Der kriegszerstörte Irak soll wieder flächendeckend mit Strom versorgt werden und sucht derzeit Anbieter, die das Riesenprojekt stemmen können. Im Bemühen um den Zuschlag reiste Siemens-Chef Joe Kaeser in das Land und traf Ministerpräsident Haider al-Abadi. Die Zeichen stehen gut.

Siemens-Chef Joe Kaeser

Siemens-Chef Joe Kaeser will im Irak den größten Deal der Firmengeschichte abschließen

Picture Alliance / AP

Mit Unterstützung der Bundesregierung bemüht sich der deutsche Technologiekonzern Siemens um einen Großauftrag zum Wiederaufbau der Energieinfrastruktur im Irak. Siemens-Chef Joe Kaeser reiste am Wochenende persönlich nach Bagdad, um bei Ministerpräsident Haider al-Abadi für die Vergabe des Projekts zu werben, wie ein Sprecher des Münchner Technologiekonzerns am Sonntag mitteilte. Ziel sei es, eine Absichtserklärung auszuhandeln. Kaeser traf am Sonntag mit al-Abadi zusammen, mit dabei war auch Wirtschaftsstaatssekretär Thomas Bareiß (CDU).

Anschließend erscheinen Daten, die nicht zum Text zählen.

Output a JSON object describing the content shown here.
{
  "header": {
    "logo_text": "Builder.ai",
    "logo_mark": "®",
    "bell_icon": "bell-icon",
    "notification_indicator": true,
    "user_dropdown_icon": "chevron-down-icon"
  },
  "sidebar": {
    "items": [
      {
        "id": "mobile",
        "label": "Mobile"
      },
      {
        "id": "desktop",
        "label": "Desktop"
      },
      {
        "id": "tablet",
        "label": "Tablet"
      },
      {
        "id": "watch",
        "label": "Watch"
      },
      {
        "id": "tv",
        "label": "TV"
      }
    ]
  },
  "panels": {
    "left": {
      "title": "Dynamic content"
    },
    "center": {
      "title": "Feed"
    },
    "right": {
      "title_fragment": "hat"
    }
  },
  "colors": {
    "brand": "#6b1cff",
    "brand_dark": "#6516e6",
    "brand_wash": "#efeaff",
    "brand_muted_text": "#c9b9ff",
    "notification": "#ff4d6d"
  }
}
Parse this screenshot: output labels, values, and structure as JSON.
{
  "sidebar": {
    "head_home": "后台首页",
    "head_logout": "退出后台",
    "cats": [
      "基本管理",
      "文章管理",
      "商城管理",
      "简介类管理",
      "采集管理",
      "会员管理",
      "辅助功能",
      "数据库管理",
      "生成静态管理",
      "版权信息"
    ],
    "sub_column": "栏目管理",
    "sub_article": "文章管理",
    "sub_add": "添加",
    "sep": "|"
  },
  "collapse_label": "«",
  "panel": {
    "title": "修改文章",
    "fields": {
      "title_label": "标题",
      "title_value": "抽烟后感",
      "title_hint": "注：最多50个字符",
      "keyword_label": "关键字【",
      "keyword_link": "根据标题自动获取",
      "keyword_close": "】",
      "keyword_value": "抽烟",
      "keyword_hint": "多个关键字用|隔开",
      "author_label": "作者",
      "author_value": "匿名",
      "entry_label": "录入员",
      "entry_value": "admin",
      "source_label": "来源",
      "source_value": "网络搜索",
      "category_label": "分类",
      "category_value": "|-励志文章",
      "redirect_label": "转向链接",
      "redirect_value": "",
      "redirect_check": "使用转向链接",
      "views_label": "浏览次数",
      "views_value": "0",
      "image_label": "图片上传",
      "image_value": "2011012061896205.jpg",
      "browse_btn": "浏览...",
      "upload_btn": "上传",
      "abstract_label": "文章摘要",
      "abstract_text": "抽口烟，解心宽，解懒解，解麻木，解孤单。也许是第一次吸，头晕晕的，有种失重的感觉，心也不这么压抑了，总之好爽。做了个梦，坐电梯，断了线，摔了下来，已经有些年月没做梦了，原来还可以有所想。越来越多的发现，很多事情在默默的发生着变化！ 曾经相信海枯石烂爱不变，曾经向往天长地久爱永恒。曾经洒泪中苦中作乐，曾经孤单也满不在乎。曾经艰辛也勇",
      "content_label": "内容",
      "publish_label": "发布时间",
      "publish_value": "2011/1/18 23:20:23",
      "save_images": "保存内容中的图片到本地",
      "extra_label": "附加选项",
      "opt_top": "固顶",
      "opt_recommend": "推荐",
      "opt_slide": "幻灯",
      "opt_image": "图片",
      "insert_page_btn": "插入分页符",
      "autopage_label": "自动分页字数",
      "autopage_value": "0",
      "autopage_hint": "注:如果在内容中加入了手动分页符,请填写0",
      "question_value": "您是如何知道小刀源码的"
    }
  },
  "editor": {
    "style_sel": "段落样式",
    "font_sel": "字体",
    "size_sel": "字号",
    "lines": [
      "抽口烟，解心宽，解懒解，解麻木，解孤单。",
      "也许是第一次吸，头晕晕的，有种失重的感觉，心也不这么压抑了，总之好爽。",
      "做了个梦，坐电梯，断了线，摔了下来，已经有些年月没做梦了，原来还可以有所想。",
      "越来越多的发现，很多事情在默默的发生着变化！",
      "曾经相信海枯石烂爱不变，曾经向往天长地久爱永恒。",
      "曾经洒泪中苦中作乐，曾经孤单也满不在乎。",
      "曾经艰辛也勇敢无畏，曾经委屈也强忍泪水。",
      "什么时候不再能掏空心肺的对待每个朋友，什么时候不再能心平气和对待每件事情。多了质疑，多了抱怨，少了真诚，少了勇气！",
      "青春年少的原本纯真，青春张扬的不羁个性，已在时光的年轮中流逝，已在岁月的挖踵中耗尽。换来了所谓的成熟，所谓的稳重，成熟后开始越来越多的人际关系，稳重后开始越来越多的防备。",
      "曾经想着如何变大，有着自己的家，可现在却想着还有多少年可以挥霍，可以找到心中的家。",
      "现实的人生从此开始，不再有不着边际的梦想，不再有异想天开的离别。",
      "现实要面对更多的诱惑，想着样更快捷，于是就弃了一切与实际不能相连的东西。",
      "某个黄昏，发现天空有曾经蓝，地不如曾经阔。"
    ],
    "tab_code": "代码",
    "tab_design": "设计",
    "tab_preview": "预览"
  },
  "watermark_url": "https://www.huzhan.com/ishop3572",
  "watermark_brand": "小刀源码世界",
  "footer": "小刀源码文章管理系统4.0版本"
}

Im Zuge des Wiederaufbaus des Irak soll das kriegszerstörte Land verlässlich elektrifiziert werden. Siemens will nach eigenen Angaben binnen vier Jahren die Stromversorgung von 23 Millionen Irakern sicherstellen. Dafür will der Konzern Energieerzeugungskapazitäten von elf Gigawatt aufbauen. Iraks Stromerzeugung würde dadurch um 50 Prozent steigen.

Siemens hat die Bundesregierung im Rücken

Kaeser sprach von einem "sehr konstruktiven Treffen" mit dem irakischen Ministerpräsidenten. Der Irak-Plan seines Konzerns werde "ganze Städte" rund um die Uhr mit Strom versorgen, tausende Arbeitsplätze schaffen und den Ausbildungsstand junger Leute fördern, erklärte er.

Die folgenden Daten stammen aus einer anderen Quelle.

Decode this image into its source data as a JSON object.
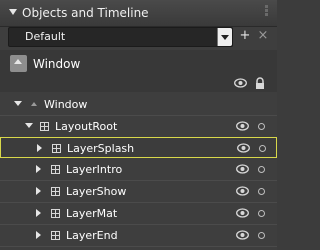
{
  "panel": {
    "title": "Objects and Timeline"
  },
  "toolbar": {
    "storyboard_value": "Default",
    "add_button": "+",
    "close_button": "×"
  },
  "scope": {
    "label": "Window"
  },
  "tree": {
    "root": "Window",
    "layout_root": "LayoutRoot",
    "items": [
      {
        "label": "LayerSplash",
        "selected": true
      },
      {
        "label": "LayerIntro",
        "selected": false
      },
      {
        "label": "LayerShow",
        "selected": false
      },
      {
        "label": "LayerMat",
        "selected": false
      },
      {
        "label": "LayerEnd",
        "selected": false
      }
    ]
  },
  "colors": {
    "selection_border": "#d8d84a",
    "panel_background": "#3e3e3e",
    "text": "#ffffff"
  },
  "icons": {
    "visibility": "eye-icon",
    "lock": "lock-icon",
    "layer": "grid-icon",
    "window": "window-icon"
  }
}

Beim Werben um das Projekt wird Siemens von der Bundesregierung unterstützt. An dem Treffen zwischen Kaeser und al-Abadi nahm nach irakischen Regierungsangaben auch Wirtschaftsstaatssekretär Bareiß teil. In dem Gespräch sei es um die "Zusammenarbeit in den Bereichen Energie, Bildung, Gesundheit und Arbeitsplätze" gegangen, teilte al-Abadis Büro in Bagdad mit.

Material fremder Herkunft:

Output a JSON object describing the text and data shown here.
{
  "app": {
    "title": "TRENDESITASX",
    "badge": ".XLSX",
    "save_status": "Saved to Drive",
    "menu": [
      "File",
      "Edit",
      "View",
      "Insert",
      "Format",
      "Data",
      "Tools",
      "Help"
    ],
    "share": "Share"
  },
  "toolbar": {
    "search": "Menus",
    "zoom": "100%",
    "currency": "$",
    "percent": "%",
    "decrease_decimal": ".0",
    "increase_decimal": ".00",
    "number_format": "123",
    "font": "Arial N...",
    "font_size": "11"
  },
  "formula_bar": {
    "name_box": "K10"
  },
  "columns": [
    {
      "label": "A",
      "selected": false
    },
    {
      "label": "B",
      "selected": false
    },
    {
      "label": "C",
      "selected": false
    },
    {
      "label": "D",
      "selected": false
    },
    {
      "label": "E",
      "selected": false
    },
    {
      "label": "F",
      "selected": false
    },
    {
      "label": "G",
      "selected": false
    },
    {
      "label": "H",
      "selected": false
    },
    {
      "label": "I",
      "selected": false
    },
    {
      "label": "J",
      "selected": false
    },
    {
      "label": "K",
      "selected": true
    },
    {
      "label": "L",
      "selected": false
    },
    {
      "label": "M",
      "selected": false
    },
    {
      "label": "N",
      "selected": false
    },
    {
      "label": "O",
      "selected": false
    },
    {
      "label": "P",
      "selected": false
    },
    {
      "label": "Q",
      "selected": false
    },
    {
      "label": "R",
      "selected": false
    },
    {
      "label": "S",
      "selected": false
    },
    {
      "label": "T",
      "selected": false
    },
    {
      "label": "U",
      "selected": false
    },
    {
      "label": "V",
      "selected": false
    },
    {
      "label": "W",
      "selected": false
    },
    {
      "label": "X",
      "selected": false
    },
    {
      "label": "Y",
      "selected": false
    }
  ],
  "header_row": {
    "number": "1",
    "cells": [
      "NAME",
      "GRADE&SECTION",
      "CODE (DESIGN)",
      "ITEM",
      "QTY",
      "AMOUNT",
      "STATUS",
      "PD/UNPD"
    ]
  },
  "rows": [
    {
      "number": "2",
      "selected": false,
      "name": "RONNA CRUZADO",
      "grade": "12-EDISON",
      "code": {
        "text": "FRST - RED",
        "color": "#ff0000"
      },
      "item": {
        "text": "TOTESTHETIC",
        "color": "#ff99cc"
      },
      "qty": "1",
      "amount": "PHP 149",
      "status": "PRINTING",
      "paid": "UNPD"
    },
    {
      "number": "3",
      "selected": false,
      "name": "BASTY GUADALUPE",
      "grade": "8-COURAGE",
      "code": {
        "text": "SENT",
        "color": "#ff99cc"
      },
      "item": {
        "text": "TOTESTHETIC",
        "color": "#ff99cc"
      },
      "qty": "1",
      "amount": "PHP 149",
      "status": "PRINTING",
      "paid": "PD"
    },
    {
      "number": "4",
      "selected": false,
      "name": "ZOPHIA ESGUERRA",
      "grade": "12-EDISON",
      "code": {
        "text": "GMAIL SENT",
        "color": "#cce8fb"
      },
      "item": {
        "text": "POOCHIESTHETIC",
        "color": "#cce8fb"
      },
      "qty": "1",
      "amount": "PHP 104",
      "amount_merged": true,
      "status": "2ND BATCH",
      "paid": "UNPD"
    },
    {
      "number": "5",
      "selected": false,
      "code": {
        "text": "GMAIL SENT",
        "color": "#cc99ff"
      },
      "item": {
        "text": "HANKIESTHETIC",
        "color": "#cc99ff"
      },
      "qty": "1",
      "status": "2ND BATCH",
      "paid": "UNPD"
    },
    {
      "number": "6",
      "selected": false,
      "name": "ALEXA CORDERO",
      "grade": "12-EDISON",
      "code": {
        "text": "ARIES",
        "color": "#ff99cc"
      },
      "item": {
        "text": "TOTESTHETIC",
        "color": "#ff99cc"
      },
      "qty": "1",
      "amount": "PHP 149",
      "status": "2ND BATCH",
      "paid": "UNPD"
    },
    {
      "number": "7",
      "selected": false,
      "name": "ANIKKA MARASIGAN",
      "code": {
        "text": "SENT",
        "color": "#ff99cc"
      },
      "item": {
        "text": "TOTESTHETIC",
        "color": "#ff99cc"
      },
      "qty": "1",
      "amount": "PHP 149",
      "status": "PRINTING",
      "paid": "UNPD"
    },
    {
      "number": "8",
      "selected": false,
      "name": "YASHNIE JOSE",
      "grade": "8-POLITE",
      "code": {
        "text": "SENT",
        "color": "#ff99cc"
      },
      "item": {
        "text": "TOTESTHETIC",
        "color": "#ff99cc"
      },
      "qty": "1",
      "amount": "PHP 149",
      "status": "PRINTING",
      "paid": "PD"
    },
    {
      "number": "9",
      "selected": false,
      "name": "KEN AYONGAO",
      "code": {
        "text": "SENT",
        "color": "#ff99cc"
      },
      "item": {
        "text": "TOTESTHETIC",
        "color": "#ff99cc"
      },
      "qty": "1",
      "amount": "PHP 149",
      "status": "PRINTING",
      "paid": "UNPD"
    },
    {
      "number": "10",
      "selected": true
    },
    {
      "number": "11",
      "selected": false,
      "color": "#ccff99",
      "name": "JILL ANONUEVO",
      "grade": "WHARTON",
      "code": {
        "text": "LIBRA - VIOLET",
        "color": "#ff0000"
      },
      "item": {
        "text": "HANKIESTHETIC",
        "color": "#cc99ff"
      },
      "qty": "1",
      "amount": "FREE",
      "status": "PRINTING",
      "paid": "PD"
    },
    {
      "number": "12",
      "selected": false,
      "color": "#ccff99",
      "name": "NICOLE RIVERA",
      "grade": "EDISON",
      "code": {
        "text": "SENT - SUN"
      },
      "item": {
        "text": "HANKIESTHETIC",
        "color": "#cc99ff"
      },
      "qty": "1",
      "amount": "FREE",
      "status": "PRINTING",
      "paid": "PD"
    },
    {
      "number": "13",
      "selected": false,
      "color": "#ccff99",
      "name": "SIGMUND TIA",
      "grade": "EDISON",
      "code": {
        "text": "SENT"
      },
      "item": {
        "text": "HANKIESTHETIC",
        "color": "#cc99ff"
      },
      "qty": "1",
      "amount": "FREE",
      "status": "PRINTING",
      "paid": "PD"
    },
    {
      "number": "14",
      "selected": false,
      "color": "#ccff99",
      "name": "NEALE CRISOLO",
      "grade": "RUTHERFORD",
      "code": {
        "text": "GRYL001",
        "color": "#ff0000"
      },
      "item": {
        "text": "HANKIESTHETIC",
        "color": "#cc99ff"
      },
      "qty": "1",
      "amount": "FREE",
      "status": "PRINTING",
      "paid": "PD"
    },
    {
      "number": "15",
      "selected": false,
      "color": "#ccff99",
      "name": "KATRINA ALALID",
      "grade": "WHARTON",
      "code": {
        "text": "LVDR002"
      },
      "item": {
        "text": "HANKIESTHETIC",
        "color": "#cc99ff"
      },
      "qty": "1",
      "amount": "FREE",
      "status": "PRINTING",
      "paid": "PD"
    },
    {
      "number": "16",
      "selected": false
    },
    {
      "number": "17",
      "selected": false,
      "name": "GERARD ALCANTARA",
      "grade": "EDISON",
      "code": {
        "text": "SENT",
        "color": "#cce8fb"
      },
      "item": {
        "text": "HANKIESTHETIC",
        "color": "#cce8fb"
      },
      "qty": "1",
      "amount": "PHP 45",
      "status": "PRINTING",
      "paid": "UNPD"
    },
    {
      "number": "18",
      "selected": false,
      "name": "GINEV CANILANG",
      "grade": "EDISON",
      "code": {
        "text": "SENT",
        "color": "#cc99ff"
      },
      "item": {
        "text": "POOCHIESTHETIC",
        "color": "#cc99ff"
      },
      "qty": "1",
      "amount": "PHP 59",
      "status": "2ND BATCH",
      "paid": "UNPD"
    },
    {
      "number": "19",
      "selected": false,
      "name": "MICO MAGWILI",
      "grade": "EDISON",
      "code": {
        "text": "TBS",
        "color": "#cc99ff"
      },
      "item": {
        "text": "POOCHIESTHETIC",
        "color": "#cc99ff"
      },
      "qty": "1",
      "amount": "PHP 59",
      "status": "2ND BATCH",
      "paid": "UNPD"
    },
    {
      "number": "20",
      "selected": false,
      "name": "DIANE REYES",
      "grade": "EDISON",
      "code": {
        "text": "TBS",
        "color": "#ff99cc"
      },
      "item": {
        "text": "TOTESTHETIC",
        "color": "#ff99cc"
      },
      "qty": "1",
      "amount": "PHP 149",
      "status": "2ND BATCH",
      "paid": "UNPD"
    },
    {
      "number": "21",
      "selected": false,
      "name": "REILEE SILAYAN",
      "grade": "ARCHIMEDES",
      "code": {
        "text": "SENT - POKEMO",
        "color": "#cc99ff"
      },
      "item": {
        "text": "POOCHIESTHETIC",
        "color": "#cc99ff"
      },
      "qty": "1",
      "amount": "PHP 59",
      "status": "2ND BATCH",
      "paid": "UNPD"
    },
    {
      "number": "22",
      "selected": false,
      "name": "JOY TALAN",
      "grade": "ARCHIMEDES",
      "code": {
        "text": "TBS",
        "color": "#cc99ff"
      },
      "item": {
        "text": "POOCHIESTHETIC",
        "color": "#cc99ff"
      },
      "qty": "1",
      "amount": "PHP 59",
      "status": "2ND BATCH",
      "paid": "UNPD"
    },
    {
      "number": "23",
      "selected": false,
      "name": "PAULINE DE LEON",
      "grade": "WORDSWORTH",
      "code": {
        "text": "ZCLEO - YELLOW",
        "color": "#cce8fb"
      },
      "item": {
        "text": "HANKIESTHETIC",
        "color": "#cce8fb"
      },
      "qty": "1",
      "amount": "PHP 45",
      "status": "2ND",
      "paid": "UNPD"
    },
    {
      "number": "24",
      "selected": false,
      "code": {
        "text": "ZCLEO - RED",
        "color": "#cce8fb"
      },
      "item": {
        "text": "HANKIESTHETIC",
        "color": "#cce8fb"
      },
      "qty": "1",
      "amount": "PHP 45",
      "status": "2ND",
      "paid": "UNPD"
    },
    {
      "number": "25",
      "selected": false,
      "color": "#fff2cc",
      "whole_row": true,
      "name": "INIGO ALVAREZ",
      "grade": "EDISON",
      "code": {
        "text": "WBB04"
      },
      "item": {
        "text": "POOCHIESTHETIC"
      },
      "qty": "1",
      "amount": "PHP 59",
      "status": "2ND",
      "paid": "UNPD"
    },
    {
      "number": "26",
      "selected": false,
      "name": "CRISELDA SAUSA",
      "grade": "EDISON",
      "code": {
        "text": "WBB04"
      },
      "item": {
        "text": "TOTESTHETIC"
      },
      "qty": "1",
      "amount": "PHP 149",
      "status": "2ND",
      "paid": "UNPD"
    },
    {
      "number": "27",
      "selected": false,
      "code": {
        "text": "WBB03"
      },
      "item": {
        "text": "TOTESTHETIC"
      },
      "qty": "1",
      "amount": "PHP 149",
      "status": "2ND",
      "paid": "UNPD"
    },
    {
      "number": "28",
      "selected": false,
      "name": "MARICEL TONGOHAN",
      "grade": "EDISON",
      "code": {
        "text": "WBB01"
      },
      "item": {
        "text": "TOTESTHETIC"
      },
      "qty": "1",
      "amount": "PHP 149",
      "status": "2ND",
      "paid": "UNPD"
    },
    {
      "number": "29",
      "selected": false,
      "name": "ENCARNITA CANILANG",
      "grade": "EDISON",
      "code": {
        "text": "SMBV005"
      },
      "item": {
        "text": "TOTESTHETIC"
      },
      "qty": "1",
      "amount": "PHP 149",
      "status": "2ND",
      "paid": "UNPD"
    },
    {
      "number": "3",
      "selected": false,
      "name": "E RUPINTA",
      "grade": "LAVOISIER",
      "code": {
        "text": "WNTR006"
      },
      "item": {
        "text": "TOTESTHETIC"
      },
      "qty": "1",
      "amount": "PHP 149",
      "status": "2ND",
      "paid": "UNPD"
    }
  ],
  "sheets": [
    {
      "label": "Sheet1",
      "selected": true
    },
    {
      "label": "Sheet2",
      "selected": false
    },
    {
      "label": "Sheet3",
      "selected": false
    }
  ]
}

Auch ein US-Hersteller drängt in den Irak

Damit Siemens den Zuschlag erhält, hat sich dem "Handelsblatt" zufolge sogar Bundeskanzlerin Angela Merkel (CDU) persönlich in die Verhandlungen eingeschaltet. Weil sich auch der Siemens-Rivale General Electric, der im Ausland traditionell stark von der US-Regierung unterstützt wird, intensiv um den Auftrag bemühe, habe die Kanzlerin in dieser Woche al-Abadi angerufen und sich für das Siemens-Angebot eingesetzt, berichtete die Zeitung unter Berufung auf Regierungskreise. Das Milliardengeschäft soll demnach auch durch Hermes-Bürgschaften abgesichert werden.

Ein Zuschlag wurde noch nicht erteilt. Kaeser kündigte bei seinem Besuch in Bagdad eine Reihe von Initiativen an: So werde Siemens ein modernes Gesundheitszentrum spenden, 60 Millionen Dollar für Software-Schulungen an irakischen Universitäten bereitstellen und tausend jungen Irakern eine Berufsausbildung gewähren - letzteres unter Schirmherrschaft des Bundesentwicklungsministeriums.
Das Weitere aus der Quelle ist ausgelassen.